This SRE will help upscale the existing operational team on AWS, Aura and Mapt notification engine platform, two days per week in the London office and part of OnCall.
What you’ll do:
- Develop a telco grade PaaS capability.
- Design, document, and implement a PaaS solution to onboard and integrate vendor provided or requested applications with our telecommunications infrastructure.
- Take part in an on-call rota to action symptoms before they become outages.
- As a senior SRE engineer, be responsible for the engineering and support of production environments, including automation of patches, upgrades, reliability and performance improvements
- Ownership of lab facilities for Dev & Test activities of PaaS
- Develop assurance, monitoring, and management capabilities for PaaS infrastructure using Zabbix, Prometheus, Grafana, and ELK stack.
- Act as technical escalation point for colleagues within the team.
- Act as a day to day technical point of contact for the engineers in other teams.
- Lead creation of automated reports for various services and PaaS infrastructure.
- Manage the operational playbook for the PaaS infrastructure and the services running within it.
- Automate dashboards and reporting for the platform against SLOs, SLAs and KPIs.
- Support managers with inputs on resourcing as needed.
- Monitor and manage Linux VMs, Containers and applications.
- Support and lifecycle management of various applications and services, including patching, upgrades, updates and troubleshooting.
- Plan and lead proactive disaster recovery testing.
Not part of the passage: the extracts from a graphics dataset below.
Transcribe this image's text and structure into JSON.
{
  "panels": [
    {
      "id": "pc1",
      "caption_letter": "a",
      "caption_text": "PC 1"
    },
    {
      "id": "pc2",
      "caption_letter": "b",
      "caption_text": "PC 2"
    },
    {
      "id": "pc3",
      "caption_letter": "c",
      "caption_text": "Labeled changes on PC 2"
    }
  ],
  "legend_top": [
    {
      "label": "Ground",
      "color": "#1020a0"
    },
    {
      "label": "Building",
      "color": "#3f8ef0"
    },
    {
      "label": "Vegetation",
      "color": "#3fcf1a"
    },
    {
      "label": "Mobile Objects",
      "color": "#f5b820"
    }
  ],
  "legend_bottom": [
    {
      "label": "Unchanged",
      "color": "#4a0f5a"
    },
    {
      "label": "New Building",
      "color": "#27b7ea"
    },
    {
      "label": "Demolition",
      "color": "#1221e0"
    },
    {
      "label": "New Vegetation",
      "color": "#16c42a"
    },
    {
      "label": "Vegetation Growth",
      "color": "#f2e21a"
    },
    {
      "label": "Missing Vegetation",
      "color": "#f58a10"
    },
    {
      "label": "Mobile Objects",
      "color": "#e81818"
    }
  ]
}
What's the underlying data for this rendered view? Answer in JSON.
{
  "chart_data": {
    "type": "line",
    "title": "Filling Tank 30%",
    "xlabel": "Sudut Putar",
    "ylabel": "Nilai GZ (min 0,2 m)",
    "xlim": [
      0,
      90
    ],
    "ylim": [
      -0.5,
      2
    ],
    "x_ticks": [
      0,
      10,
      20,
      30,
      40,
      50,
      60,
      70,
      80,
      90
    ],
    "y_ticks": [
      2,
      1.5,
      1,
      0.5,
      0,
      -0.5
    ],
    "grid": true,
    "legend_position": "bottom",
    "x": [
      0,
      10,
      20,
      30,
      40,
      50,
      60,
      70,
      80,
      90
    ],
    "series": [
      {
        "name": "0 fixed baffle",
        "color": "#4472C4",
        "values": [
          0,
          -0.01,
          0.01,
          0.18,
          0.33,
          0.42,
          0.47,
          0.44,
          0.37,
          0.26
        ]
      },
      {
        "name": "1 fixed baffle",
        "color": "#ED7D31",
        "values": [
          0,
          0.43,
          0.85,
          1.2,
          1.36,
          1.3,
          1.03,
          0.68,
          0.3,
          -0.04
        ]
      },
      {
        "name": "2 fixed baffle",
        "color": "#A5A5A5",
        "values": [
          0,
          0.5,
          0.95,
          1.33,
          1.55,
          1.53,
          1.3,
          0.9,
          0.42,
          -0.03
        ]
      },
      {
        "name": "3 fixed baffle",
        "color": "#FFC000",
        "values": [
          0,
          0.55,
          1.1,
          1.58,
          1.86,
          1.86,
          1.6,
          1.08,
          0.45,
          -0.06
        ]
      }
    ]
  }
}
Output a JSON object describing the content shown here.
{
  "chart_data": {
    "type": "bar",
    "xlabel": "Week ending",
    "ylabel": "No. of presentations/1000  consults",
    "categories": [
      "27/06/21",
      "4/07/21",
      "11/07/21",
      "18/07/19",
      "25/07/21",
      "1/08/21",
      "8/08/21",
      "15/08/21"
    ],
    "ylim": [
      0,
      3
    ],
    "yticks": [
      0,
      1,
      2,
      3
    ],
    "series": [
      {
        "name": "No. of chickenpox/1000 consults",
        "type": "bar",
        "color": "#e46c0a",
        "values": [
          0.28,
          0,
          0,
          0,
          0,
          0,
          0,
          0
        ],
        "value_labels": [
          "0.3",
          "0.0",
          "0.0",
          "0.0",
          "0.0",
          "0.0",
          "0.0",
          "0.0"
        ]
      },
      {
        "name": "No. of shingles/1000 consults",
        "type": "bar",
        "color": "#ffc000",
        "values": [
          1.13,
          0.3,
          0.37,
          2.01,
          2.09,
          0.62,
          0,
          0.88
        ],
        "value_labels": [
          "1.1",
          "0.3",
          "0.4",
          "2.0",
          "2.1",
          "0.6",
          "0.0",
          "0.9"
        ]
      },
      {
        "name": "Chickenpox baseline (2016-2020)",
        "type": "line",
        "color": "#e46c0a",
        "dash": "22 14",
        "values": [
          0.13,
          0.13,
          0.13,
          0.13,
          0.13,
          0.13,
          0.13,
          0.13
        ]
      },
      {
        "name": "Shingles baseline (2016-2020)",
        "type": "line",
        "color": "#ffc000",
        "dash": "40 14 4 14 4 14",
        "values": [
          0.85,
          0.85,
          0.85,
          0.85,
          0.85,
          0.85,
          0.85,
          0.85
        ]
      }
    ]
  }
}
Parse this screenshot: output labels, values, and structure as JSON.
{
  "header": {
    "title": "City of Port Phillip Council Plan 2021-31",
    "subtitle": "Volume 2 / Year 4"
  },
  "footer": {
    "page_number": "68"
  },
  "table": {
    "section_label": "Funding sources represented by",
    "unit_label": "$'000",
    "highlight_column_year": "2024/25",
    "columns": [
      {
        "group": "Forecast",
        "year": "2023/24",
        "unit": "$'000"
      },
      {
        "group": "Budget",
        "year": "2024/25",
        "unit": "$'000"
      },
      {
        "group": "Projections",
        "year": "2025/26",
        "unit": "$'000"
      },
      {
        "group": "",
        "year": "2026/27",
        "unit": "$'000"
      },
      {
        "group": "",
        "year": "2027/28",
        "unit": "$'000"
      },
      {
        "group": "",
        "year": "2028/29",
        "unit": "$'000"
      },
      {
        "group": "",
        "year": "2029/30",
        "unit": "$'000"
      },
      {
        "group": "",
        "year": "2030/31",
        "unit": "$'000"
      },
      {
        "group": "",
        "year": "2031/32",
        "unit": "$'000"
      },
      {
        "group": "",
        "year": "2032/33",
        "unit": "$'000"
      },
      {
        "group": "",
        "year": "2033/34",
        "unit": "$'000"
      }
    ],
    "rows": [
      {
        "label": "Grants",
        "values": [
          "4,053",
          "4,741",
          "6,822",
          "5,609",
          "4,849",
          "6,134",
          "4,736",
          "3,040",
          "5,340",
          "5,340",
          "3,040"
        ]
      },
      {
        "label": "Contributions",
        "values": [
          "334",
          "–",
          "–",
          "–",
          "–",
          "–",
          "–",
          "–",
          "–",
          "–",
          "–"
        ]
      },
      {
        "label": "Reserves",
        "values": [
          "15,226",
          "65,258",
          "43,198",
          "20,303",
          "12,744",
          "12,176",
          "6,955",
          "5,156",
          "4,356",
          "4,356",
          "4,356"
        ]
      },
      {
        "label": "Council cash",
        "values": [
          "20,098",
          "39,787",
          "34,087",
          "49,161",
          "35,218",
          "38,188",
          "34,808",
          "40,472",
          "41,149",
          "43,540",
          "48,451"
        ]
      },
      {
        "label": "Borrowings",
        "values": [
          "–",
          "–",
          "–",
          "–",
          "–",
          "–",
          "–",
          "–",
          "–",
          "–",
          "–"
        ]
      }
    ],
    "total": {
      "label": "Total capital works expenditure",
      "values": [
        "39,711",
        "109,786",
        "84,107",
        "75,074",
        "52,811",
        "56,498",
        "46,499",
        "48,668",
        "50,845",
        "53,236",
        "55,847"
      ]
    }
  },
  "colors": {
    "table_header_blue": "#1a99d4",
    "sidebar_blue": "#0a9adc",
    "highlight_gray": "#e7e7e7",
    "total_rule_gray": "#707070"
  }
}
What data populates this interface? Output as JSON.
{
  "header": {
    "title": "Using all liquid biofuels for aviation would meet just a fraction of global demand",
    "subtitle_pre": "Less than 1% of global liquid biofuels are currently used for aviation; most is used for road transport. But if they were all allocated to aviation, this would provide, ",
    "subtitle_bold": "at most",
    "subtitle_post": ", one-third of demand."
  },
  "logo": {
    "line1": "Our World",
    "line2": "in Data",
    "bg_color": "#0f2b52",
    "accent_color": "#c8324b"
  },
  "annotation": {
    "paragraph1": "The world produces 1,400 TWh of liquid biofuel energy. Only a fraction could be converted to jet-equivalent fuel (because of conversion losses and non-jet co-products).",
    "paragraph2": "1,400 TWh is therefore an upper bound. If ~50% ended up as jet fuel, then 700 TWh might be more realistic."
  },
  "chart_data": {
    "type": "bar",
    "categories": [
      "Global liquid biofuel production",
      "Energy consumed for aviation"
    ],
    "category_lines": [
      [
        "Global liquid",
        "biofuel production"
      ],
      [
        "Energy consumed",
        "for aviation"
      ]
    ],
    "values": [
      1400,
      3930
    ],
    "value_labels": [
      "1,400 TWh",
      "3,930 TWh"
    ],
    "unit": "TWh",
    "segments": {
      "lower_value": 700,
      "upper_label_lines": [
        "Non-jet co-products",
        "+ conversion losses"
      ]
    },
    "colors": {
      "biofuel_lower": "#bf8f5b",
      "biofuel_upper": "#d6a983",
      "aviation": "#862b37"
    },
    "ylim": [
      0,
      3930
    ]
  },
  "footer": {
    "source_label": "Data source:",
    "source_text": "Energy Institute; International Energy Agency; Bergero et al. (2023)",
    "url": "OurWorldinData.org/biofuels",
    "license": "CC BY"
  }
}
- Work with suppliers to onboard their VNFs and CNFs
What you’ll bring:
- Experience working with Public cloud, OpenStack, VM, Linux boxes
- Strong background automating the configuration and management of large-scale platforms: Linux, Git, any scripting language like Python, Go, Bash etc
- Experience in database deployment and management (SQL, NoSQL). Eg Couchbase, PostgreSQL
- Linux system administration & configuration management, primarily with CentOS or Ubuntu.
- Experience of building and maintaining CI/CD pipelines
- Experience with automation/orchestration with tools such as Ansible and Terraform.
- Knowledge of web servers ie nginx or Apache etc
Required behaviours:
>Act as a role model to set acceptable working standards, ethics and practices.
>Mentor and develop colleagues in the team.
>Lead by example for minimising toil and maximising automation.